Einspruchsempfehlung Juli 2019

Altersentlastungsbetrag beim Verlustausgleich


Haben Sie vor Beginn des Kalenderjahres das 64. Lebensjahr vollendet, können Sie einen Altersentlastungsbetrag steuermindernd abziehen. Begünstigt sind zum einen Arbeitslohn und zum anderen die positive „Summe der Einkünfte“. Davon ausgenommen sind Leibrenten und Versorgungsbezügen. Mieteinkünfte, gewerbliche Einkünfte sowie voll steuerpflichtige Riester-Renten und Betriebs-Renten sind also begünstigt.

Wenn Sie den Altersentlastungsbetrag 2019 erstmalig in Anspruch nehmen, beträgt dieser 17,6 Prozent der begünstigten Einkünfte, maximal jedoch nur 836 Euro.

Ermittlung des Verlustabzugs

Verbleibt nach dem Verlustausgleich im einkommensteuerlichen Berechnungsschema ein negativer Gesamtbetrag der Einkünfte, wird dieser im Rahmen des Verlustabzugs für den Verlustrücktrag bzw. Verlustvortrag genutzt. Der Verlust wird daher als Verlustabzug in anderen Jahren steuermindernd verwendet.

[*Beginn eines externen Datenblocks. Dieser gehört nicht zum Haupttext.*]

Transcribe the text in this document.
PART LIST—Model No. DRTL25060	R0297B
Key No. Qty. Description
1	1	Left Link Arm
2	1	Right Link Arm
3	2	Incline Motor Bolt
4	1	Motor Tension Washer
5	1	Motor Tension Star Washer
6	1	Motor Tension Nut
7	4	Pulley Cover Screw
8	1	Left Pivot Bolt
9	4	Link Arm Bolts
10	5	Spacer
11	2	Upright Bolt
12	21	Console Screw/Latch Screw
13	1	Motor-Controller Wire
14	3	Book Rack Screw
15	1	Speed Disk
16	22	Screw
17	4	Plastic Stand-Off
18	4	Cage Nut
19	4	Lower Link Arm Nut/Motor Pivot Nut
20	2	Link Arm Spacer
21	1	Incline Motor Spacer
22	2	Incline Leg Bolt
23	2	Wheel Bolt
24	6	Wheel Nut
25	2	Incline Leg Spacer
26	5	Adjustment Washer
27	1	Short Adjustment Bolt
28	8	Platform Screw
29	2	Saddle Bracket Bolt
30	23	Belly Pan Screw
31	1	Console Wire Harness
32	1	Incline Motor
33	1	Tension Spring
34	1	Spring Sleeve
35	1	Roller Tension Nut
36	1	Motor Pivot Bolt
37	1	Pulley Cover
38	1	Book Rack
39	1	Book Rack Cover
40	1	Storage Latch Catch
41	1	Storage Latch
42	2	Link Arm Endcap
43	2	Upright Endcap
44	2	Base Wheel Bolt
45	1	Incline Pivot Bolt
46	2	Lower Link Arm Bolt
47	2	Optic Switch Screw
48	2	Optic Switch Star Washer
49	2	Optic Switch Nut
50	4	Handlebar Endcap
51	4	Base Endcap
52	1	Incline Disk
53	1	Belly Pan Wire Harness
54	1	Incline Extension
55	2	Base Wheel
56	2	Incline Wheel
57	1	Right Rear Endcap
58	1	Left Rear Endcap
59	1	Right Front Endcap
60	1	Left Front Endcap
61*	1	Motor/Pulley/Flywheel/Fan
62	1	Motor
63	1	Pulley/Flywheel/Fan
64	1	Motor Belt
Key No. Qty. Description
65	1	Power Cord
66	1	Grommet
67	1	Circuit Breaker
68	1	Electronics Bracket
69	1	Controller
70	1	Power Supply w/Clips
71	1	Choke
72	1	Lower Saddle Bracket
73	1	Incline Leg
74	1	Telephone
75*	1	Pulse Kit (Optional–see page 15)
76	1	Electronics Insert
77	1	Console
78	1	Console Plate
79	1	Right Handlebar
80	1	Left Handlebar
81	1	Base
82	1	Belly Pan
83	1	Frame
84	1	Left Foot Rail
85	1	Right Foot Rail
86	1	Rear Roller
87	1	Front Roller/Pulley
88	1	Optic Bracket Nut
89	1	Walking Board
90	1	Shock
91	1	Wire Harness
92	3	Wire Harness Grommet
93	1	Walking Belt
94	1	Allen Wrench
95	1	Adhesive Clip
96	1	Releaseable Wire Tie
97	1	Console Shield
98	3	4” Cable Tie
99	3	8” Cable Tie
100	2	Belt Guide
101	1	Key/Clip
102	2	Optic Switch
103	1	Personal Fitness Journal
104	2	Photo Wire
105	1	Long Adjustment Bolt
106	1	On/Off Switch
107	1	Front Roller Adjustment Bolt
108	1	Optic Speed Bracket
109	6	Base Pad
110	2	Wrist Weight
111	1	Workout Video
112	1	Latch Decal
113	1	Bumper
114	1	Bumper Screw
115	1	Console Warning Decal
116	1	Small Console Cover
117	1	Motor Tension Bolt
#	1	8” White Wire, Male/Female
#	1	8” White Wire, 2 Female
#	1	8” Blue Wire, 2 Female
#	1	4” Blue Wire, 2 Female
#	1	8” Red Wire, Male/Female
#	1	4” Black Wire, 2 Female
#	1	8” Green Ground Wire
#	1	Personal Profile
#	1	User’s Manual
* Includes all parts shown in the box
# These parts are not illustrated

Ob der Altersentlastungsbetrag auch verlusterhöhend wirken kann, ist strittig. Nach der Auffassung der Finanzverwaltung wird der Altersentlastungsbetrag bei der Ermittlung des Verlustabzugs nicht berücksichtigt. Gleiches gilt für den Freibetrag für Land- Forstwirte und den Entlastungsbetrag für Alleinerziehende.

FG Köln entscheidet gegen Finanzamt

Entgegen dieser offiziellen Auffassung der Finanzverwaltung hat nun das Finanzgericht Köln mit seinem Urteil vom 12.12.2018 zugunsten der Steuerbürger entschieden. Demnach ist der Altersentlastungsbetrag im Rahmen des Verlustausgleichs mit anderen Einkünften zu verrechnen und kann auch einen negativen Gesamtbetrag der Einkünfte erhöhen (Aktenzeichen 10 K 1730/17).

Dies ist bei der Verlustfeststellung zu berücksichtigen, sodass auch ein Verlustrücktrag bzw. Verlustvortrag durch den Altersentlastungsbetrag erhöht wird. Nach Auffassung der Richter, bleiben andere Steuerentlastungen für Rentner und Pensionäre auch bei einer negativen Summe der Einkünfte erhalten. Deshalb muss dies auch für den Altersentlastungsbetrag gelten.

Die Finanzverwaltung beharrt jedoch noch auf ihrer bisherigen Auffassung und hat Revision beim Bundesfinanzhof eingelegt. Betroffene sollten sich nicht scheuen, sich an das Musterverfahren anzuhängen.

Sind auch Sie betroffen?

Dann sollten Sie mit Verweis auf das anhängige Verfahren Einspruch einlegen.